Bezeichnend war die Spontaneität der Aktion, die eine so große Wirkung zeigte: Der König wurde mit Hilfe der Nationalgarde gezwungen, die kurz zuvor verfassten Menschenrechte zu unterzeichnen, und wurde unter Jubel mitsamt seiner Familie nach Paris geführt, um nun in den Tuilerien und näher am Volk zu wohnen. So wurde nur mit dem Ruf nach Brot ein weitaus größerer Effekt erzielt.[10]
Jedoch gab es auch Aktionen von Frauen, die rein politisch motiviert waren. Nicht alle Frauen waren nur ökonomisch von der Situation betroffen, viele machten sich auch politische und grundsätzliche Gedanken. Dies geschah vor allem im Großbürgertum in Paris, wo politische Salons entstanden, in denen über Gesellschaft und Philosophie debattiert und diskutiert wurde und die im Geistesleben Frankreichs einen recht hohen Einfluss besaßen.[11] Viele dieser Salons entstanden in Häusern, wo auch die Monsieurs aktiv an der Revolution beteiligt waren. Einer der einflussreichsten Salons entstand beispielsweise bei Madame de Condorcet, der Frau eines berühmten Mitglieds der Nationalversammlung, das sogar zeitweise dort den Vorsitz hatte. Dieser Marquis Jean-Antoine de Condorcet war darüber hinaus einer der wenigen Männer, die sich aktiv für das Wahlrecht für Frauen einsetzte: Er weist in einem Plädoyer für die Gleichberechtigung der Frau darauf hin, dass der Unterschied zwischen Mann und Frau nicht naturgegeben sondern anerzogen sein und fragt, warum sie, „nur weil sie schwanger werden können und sich gelegentlich unpässlich fühlen“, nicht die gleichen Rechte ausüben dürften wie die, die „jeden Winter die Gicht plagt und die sich leicht erkälten“.[12]
[...]
[1] Brandes, Helga (Hrsg.) (1991): ‚Der Menschheit Hälfte blieb noch ohne Recht’. Frauen und die Französische Revolution. Wiesbaden: Deutscher Universitäts-Verlag, S. 8.

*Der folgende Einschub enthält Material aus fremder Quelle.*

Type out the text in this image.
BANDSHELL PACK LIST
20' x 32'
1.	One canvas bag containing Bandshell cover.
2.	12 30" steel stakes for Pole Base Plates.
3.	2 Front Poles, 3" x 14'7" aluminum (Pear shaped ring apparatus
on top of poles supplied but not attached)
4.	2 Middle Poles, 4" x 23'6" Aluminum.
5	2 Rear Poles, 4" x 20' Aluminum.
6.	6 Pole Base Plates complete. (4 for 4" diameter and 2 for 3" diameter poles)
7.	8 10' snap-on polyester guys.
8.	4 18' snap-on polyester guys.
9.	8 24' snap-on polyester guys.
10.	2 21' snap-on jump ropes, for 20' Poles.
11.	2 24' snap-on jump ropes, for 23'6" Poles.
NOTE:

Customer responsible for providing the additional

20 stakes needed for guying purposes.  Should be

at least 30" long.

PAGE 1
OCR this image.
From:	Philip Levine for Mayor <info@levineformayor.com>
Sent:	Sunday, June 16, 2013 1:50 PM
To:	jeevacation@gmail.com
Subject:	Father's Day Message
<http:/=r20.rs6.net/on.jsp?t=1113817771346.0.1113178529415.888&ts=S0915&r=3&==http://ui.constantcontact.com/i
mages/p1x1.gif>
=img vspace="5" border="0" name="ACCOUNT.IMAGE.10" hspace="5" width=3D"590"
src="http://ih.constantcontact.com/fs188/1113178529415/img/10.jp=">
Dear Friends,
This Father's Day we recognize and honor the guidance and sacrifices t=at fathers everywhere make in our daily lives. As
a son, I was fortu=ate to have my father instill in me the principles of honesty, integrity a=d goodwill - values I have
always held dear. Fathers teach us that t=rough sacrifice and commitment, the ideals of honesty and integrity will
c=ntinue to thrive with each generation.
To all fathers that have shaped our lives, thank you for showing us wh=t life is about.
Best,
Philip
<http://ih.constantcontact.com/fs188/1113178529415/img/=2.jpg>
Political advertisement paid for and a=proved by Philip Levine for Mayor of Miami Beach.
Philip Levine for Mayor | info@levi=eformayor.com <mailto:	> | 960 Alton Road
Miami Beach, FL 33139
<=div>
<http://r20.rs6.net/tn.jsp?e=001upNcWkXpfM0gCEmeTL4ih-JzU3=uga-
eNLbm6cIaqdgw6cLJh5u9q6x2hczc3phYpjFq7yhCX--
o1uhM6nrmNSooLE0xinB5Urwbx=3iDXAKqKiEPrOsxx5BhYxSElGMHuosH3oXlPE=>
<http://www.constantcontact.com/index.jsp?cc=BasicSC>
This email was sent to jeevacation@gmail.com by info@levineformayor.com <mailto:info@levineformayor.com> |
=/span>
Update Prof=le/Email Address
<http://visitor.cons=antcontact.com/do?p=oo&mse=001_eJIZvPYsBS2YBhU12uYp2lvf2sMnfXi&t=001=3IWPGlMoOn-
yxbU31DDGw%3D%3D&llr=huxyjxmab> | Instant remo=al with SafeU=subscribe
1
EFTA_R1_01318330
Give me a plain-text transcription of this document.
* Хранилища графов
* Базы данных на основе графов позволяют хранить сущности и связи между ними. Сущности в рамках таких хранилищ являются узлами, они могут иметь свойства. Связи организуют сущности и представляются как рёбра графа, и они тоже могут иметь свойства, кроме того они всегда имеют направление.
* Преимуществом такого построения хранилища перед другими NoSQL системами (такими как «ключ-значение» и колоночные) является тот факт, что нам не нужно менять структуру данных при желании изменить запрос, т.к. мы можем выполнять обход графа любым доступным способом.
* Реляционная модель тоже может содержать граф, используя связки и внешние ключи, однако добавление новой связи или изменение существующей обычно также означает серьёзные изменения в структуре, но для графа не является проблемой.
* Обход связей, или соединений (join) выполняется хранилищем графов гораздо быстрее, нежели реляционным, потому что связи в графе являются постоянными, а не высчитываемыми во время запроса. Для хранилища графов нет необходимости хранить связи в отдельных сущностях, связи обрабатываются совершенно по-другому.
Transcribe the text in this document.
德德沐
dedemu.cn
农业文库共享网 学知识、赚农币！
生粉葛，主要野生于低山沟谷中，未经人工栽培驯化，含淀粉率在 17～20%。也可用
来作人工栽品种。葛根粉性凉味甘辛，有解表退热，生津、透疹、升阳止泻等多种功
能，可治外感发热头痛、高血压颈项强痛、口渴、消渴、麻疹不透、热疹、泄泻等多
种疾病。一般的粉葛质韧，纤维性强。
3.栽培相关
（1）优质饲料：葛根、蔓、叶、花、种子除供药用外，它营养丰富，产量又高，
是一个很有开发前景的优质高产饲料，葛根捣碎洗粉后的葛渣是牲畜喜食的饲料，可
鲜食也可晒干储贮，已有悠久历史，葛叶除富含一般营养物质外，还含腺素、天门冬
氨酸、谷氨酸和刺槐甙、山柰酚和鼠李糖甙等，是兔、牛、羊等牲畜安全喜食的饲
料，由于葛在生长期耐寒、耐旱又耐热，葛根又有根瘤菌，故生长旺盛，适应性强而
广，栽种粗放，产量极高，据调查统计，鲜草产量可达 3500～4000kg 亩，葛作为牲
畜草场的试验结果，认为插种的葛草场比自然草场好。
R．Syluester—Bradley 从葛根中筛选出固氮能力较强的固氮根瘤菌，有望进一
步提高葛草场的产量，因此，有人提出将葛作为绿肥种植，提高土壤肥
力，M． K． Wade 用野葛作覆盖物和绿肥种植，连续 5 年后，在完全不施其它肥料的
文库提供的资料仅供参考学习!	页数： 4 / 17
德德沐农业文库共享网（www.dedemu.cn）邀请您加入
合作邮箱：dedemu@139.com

[2] Harten, Hans-Christian; Harten, Elke (1988): Frauen – Kultur – Revolution. 1789-1799. Pfaffenweiler: Centaurus-Verlags-Gesellschaft, S. 3.
[3] Der Reichtum eines Bauernhofes hing nicht zuletzt von der Anzahl der „kostenlosen Arbeitskräfte“ ab.
[4] Petersen, Susanne (1987): Marktweiber und Amazonen: Frauen in der Französischen Revolution. Dokumente, Kommentare, Bilder. Köln: Pahl-Rugenstein, S. 24. Nach: Young, Arthur: Voyages en France 1787, 1788, 1789. Journal de voyages. Traduction, introduction et notes de Henri Sée, 3 Bde., Bd. 1.
[5] Informationen in diesem Kapitel zum größten Teil aus Petersen, Susanne (1987), a.a.O., S. 16 ff.
[6] Vgl. Petersen, Susanne (1991): Frauen in der Französischen Revolution. In: Brandes, Helga (Hrsg.), a.a.O., S. 17 ff.
[7] Petersen, Susanne (1991), a.a.O., S. 17.
[8] Die verschwenderische Hofhaltung des Königs führte zu Staatsbankrott in einem Ausmaß, das dem Staat die finanzielle Handlungsfähigkeit nahm. Hinzu kam ein Missverhältnis zwischen Lohn- und Preissteigerungen im Zusammenhang mit an Unmenschlichkeit grenzender Besteuerung.
[9] Petersen, Susanne (1991), a.a.O., S. 17.
[10] Vgl. Petersen, Susanne (1987), a.a.O., S. 62 ff.
[11] Petersen, Susanne (1987), a.a.O., S. 19.
[12] Christadler, Marieluise (1990): Von der Tribüne aufs Schafott. Frauen und Politik 1789-1795. In: Christadler, Marieluise (Hrsg.): Freiheit, Gleichheit, Weiblichkeit. Aufklärung, Revolution und die Frauen in Europa. Opladen: Leske + Budrich, S. 22 f., zitiert nach: Groult, Benoîte (1977): Le féminisme au masculin, Paris, S. 57 f.